Oportunidades perdidas

Santiago, 03 de Septiembre de 2017

El cambio de gabinete se veía venir. Por varios días el público desencuentro dentro del gobierno, en el cual la Presidenta tuvo un papel destacado, hacía imposible la continuidad del ministro de Hacienda.

Aunque se ha repetido que nunca tuvo los apoyos necesarios, estaba claro que sacarlo de su sillón y reemplazarlo no era un ejercicio simple. El inminente final del período presidencial era de por sí una buena razón para no hacer cambios. Pero, adicionalmente, se han estado acumulando proyectos en el escritorio de la Jefa de Estado y hay, además, una ley que habitualmente requiere un buen esfuerzo y un alto grado de dedicación: el presupuesto para el próximo año.

Pese a las especulaciones, no ha quedado claro todavía por qué la Presidenta decidió lo que decidió finalmente: aceptar la renuncia del ministro Valdés y agregar, además, al ministro y al subsecretario de Economía. En sus primeras declaraciones, el viernes, esbozó una explicación: “Yo siento que, lamentablemente, la política se ha transformado mucho en proyectos más individuales que en proyectos colectivos”. ¿Crítica? ¿Autocrítica?

Aunque, como Mandataria, suya es la responsabilidad en la conducción de los asuntos de Estado, hay muchos otros aspectos que complicaron su gestión. No es cuestión de “mala pata”, como se dijo. En lo personal no cabe duda que el caso Caval la afectó profundamente en lo emocional. Pero tampoco es toda la explicación de los problemas presentados. La raíz, que cada vez parece más clara, está en la conformación de la Nueva Mayoría. La Concertación, una coalición que produjo estabilidad y progreso en un largo período, estaba evidentemente agotada. Pero su reemplazo generó más problemas de los previstos. El papel del Partido Comunista, con su política ambigua de mantener un pie en La Moneda y otro en la calle, produjo más problemas que avances. Ello, por lo demás, augura peores problemas para un eventual gobierno del senador Alejandro Guillier.

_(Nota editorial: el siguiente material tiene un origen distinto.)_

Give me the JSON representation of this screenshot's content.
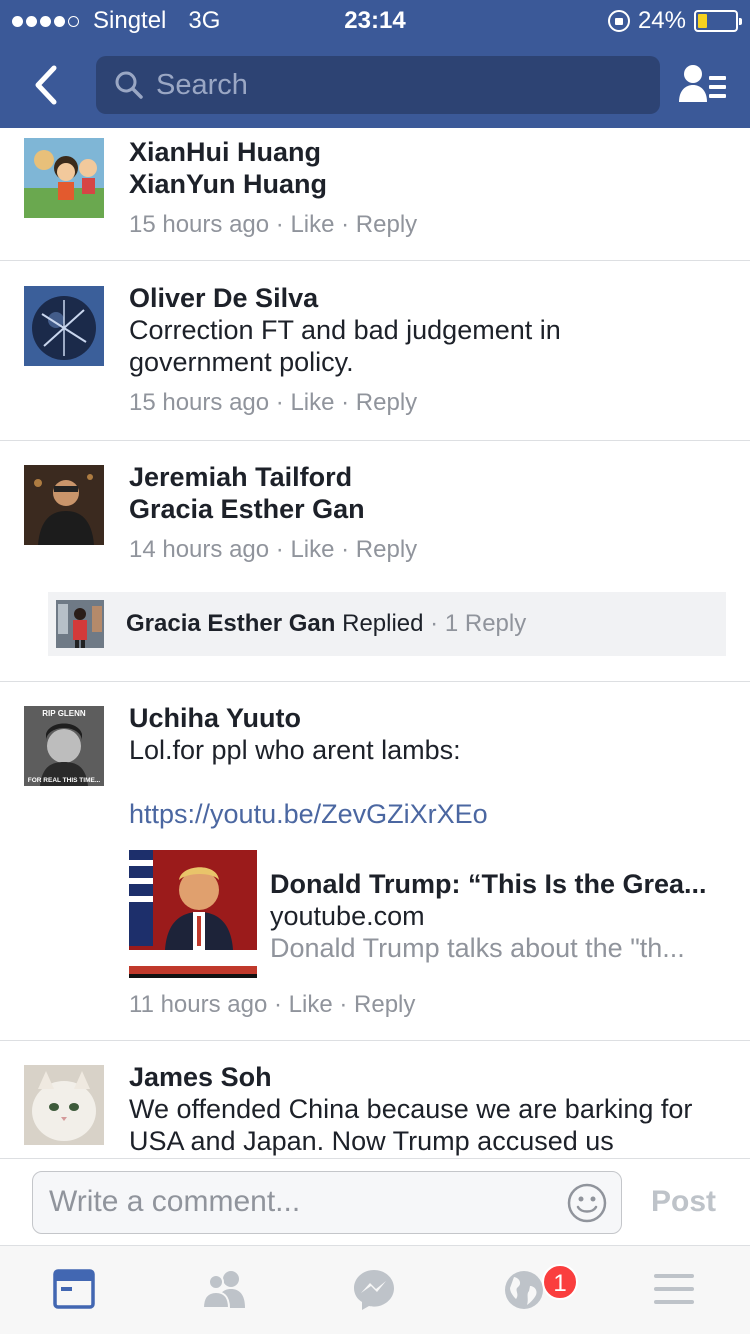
{
  "status_bar": {
    "carrier": "Singtel",
    "network": "3G",
    "time": "23:14",
    "battery": "24%",
    "battery_level": 0.24
  },
  "nav": {
    "search_placeholder": "Search"
  },
  "comments": [
    {
      "names": [
        "XianHui Huang",
        "XianYun Huang"
      ],
      "time": "15 hours ago",
      "like": "Like",
      "reply": "Reply"
    },
    {
      "name": "Oliver De Silva",
      "text": "Correction FT and bad judgement  in government policy.",
      "time": "15 hours ago",
      "like": "Like",
      "reply": "Reply"
    },
    {
      "names": [
        "Jeremiah Tailford",
        "Gracia Esther Gan"
      ],
      "time": "14 hours ago",
      "like": "Like",
      "reply": "Reply",
      "replied": {
        "name": "Gracia Esther Gan",
        "verb": "Replied",
        "count": "1 Reply"
      }
    },
    {
      "name": "Uchiha Yuuto",
      "avatar_text_top": "RIP GLENN",
      "avatar_text_bottom": "FOR REAL THIS TIME...",
      "text": "Lol.for ppl who arent lambs:",
      "link": "https://youtu.be/ZevGZiXrXEo",
      "preview": {
        "title": "Donald Trump: “This Is the Grea...",
        "site": "youtube.com",
        "description": "Donald Trump talks about the \"th..."
      },
      "time": "11 hours ago",
      "like": "Like",
      "reply": "Reply"
    },
    {
      "name": "James Soh",
      "text": "We offended China because we are barking for USA and Japan.  Now Trump accused us"
    }
  ],
  "composer": {
    "placeholder": "Write a comment...",
    "post_label": "Post"
  },
  "tabbar": {
    "notifications_badge": "1"
  },
  "colors": {
    "brand": "#3b5998",
    "link": "#4b67a1",
    "badge": "#fa3e3e"
  }
}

En el del gobierno, la influencia del G-90, un grupo de ambiciosas teorías pero poca práctica, no ayudó mucho. Al contrario fue generando heridas y resentimientos que terminaron por pasar la cuenta.

Cualquiera sea el resultado de la elección presidencial, terminará por imponerse una lamentable convicción: pese a sus muchos avances, el gobierno de la Presidenta Bachelet quedará marcado con la impronta de las oportunidades perdidas.